Wie die Analyse ebenfalls dokumentiert, ist die Darstellung von Algorithmen und künstlicher Intelligenz überwiegend positiv. Chancen und Vorteile werden in den untersuchten Beiträgen häufiger thematisiert als Risiken und Probleme. In 42 Prozent der Artikel wird eindeutig positiv über den Einsatz von Algorithmen und KI berichtet, während sich in gerade einmal 12 Prozent der Artikel eine eindeutig negative Bewertung findet. Eine genaue Betrachtung zeigt, dass diese Ausrichtung des Diskurses vor allem auf die Dominanz wirtschaftlicher Aspekte zurückzuführen ist. Bei den Chancen dominieren ökonomische Faktoren, wie Effizienzsteigerung und individuelle Vorzüge, etwa in Form personalisierter digitaler Angebote. Positive Effekte fürs Gemeinwohl, zum Beispiel eine bessere Verteilung knapper öffentlicher Ressourcen oder fairer Zugang zu staatlichen Leistungen, kommen hingegen kaum zur Sprache. „Die Potenziale von Algorithmen und KI gehen über rein wirtschaftliche Aspekte hinaus. Doch ihr Nutzen für gesellschaftliche Schlüsselbereiche wie Bildung oder Gesundheit kann sich nur entfalten, wenn darüber öffentlich debattiert wird. Hier sind Medien und Politik gleichermaßen in der Pflicht“, so Dräger. 

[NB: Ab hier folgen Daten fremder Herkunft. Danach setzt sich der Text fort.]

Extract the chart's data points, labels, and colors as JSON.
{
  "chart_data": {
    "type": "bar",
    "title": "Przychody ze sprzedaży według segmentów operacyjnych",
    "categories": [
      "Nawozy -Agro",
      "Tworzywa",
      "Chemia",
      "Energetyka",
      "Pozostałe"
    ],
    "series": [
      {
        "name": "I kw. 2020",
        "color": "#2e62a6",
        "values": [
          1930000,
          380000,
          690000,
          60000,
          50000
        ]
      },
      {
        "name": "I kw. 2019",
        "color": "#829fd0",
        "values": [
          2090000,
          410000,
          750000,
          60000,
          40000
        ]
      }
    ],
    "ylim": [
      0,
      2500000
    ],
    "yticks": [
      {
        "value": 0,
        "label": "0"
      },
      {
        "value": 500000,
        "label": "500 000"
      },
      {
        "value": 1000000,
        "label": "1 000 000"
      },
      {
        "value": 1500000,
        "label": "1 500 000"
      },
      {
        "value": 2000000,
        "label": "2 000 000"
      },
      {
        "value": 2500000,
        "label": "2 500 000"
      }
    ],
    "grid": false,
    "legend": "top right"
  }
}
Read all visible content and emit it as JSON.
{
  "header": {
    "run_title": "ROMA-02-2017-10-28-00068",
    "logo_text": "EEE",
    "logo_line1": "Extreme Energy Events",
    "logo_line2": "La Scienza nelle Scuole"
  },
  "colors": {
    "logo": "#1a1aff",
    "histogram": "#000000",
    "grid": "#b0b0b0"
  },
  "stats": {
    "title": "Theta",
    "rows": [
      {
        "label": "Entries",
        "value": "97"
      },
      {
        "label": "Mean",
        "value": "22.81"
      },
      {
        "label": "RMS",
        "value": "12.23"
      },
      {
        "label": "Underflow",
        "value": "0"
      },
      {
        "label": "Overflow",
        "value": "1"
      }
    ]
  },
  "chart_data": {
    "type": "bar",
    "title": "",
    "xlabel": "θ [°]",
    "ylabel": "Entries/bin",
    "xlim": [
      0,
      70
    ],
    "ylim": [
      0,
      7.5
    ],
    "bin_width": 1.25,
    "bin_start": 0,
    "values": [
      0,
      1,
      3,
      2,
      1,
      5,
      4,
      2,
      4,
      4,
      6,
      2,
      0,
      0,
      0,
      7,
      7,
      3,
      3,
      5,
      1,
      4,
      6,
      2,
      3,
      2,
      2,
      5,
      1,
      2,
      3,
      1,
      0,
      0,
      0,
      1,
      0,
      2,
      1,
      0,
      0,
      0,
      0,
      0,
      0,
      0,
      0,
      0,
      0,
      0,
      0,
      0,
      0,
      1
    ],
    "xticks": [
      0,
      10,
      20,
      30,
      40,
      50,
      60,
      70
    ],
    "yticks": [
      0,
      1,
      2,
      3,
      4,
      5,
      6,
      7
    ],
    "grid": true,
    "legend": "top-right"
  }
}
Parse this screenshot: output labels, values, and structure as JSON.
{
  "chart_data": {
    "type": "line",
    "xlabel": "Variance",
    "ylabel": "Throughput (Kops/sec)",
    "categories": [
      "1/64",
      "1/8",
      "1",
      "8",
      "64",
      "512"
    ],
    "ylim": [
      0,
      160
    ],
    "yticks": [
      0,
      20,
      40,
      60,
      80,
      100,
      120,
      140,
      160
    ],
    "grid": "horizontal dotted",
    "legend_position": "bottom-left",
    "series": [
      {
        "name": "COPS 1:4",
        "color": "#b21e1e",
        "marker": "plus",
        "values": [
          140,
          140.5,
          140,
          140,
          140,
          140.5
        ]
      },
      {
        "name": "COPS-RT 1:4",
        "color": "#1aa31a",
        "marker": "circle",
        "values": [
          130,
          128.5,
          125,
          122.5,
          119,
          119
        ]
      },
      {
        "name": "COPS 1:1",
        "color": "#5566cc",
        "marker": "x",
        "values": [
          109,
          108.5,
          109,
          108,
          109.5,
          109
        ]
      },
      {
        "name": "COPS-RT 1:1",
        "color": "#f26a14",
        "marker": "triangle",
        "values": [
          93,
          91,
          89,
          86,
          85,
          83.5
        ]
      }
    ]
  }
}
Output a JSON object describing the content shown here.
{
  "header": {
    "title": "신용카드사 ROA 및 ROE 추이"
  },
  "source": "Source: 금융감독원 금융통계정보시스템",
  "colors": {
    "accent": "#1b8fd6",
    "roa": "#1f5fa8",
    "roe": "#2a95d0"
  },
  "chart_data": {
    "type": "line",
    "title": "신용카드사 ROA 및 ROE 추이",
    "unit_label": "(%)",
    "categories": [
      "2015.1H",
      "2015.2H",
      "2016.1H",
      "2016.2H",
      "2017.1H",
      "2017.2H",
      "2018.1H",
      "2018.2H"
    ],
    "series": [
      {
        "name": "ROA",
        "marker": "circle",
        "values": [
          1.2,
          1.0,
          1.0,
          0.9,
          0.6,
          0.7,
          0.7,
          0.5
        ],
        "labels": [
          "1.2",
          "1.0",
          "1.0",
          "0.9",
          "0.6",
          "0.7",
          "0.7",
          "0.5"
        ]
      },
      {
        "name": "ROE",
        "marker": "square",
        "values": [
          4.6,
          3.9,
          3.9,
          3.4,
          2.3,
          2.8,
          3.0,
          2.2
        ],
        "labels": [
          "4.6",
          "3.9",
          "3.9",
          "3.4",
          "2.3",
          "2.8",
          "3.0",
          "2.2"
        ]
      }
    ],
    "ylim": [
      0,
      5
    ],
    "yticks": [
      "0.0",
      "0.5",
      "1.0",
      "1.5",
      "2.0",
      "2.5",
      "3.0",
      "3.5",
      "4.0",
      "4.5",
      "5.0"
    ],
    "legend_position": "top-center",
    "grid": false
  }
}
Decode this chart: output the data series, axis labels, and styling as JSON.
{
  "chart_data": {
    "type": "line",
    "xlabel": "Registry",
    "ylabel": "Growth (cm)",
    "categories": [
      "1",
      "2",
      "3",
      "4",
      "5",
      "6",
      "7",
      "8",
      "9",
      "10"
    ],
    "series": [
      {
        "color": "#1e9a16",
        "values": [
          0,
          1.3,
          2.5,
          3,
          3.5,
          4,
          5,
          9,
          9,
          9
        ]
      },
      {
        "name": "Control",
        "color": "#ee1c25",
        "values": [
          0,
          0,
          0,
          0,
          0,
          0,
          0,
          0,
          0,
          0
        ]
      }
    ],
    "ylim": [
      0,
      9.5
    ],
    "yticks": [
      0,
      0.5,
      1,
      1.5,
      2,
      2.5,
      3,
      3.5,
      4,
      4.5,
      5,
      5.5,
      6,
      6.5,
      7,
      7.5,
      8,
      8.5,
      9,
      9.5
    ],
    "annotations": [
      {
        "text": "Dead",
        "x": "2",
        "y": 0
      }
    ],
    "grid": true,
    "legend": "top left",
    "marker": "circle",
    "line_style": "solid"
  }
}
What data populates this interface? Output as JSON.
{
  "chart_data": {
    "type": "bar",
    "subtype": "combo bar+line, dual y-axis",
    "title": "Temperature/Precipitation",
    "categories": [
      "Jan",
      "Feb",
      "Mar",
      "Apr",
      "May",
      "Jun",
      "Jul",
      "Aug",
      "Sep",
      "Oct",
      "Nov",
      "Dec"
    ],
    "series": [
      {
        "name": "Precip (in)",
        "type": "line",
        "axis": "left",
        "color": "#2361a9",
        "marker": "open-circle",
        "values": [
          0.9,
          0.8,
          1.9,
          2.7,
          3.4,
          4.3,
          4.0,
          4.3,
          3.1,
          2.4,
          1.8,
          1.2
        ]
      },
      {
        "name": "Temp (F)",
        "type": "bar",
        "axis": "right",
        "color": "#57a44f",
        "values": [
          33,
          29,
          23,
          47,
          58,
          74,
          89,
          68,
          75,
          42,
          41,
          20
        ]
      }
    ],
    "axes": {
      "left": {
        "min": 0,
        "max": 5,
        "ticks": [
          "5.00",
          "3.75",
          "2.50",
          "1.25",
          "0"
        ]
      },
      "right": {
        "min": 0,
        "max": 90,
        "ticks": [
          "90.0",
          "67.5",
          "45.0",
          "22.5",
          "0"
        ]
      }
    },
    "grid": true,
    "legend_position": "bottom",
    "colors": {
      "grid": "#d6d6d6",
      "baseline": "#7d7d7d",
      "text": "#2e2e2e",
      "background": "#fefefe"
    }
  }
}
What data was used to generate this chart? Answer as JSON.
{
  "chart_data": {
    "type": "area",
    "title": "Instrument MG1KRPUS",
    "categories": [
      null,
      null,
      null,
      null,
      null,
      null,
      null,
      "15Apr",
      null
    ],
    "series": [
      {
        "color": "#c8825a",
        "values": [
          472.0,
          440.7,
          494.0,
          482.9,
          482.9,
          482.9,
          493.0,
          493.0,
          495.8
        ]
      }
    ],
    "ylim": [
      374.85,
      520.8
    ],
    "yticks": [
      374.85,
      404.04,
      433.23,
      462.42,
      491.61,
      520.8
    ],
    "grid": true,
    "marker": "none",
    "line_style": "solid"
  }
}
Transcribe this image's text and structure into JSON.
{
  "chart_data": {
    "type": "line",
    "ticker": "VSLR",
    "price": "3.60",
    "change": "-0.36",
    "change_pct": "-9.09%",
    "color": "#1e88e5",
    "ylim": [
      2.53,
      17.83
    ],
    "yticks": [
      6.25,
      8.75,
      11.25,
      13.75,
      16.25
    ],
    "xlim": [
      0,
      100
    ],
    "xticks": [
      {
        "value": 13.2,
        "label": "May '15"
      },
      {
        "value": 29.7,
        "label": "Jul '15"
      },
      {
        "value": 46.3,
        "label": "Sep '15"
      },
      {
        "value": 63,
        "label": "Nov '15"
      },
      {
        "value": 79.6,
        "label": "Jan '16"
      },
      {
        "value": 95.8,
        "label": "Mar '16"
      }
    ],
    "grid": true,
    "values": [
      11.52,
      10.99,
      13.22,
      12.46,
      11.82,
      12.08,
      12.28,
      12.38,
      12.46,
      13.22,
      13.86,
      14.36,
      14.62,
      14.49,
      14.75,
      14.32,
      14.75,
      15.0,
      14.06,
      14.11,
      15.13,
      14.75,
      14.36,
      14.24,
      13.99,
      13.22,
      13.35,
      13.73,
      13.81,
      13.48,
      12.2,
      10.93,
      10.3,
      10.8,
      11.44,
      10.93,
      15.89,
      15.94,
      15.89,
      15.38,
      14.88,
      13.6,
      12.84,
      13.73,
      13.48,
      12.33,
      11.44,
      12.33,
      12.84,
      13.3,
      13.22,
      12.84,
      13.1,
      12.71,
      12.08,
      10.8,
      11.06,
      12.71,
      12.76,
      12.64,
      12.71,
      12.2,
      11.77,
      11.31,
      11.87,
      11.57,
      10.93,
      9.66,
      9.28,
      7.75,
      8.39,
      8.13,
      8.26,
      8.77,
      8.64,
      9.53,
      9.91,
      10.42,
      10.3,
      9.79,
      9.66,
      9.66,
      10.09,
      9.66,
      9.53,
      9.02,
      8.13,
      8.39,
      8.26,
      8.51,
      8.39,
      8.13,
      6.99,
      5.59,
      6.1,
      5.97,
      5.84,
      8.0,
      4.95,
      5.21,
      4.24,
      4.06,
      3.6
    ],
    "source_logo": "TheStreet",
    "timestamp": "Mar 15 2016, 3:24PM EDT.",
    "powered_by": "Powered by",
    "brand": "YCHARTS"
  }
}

Auch wenn der Diskurs einen klaren positiven Tenor aufweist, werden dennoch wichtige Problemfelder und Risiken thematisiert, etwa Datenschutz-Konflikte, mangelnde Technologiekompetenz in der Bevölkerung oder ungenügende Regulierung von Algorithmen. In diesem letzten Punkt vermissen die Autor:innen der Studie in der Berichterstattung jedoch konkrete Handlungsempfehlungen. Dass mehr Transparenz und Aufsicht erforderlich sind, um die gesellschaftlich wertvollen Potenziale von KI und Algorithmen zu heben, zeigt auch der im Oktober 2020 von der Bertelsmann Stiftung und AlgorithmWatch veröffentlichte „Automating Society“ Report, der die aktuelle Nutzung algorithmischer Systeme in 16 europäischen Ländern untersucht.

Zusatzinformationen

Für die Studie „Wie Deutschland über Algorithmen schreibt” kam eine Kombination aus zwei Methoden zum Einsatz. Mittels des Topic Modeling, einer Form der computergestützten Inhaltsanalyse, wurden etwa 18.000 Texte auf ihre Themen hin untersucht. Im nächsten Schritt wurde eine kleinere Zufallsstichprobe von 300 Artikeln und 1.000 Tweets einer standardisierten quantitativen Inhaltsanalyse unterzogen. Dadurch ließen sich komplexere Kategorien wie Akteure, Tenor, Anwendungsbereiche, Handlungsempfehlungen sowie Chancen und Risiken identifizieren. Der Erhebungszeitraum erstreckt sich von Januar 2005 bis Juni 2020.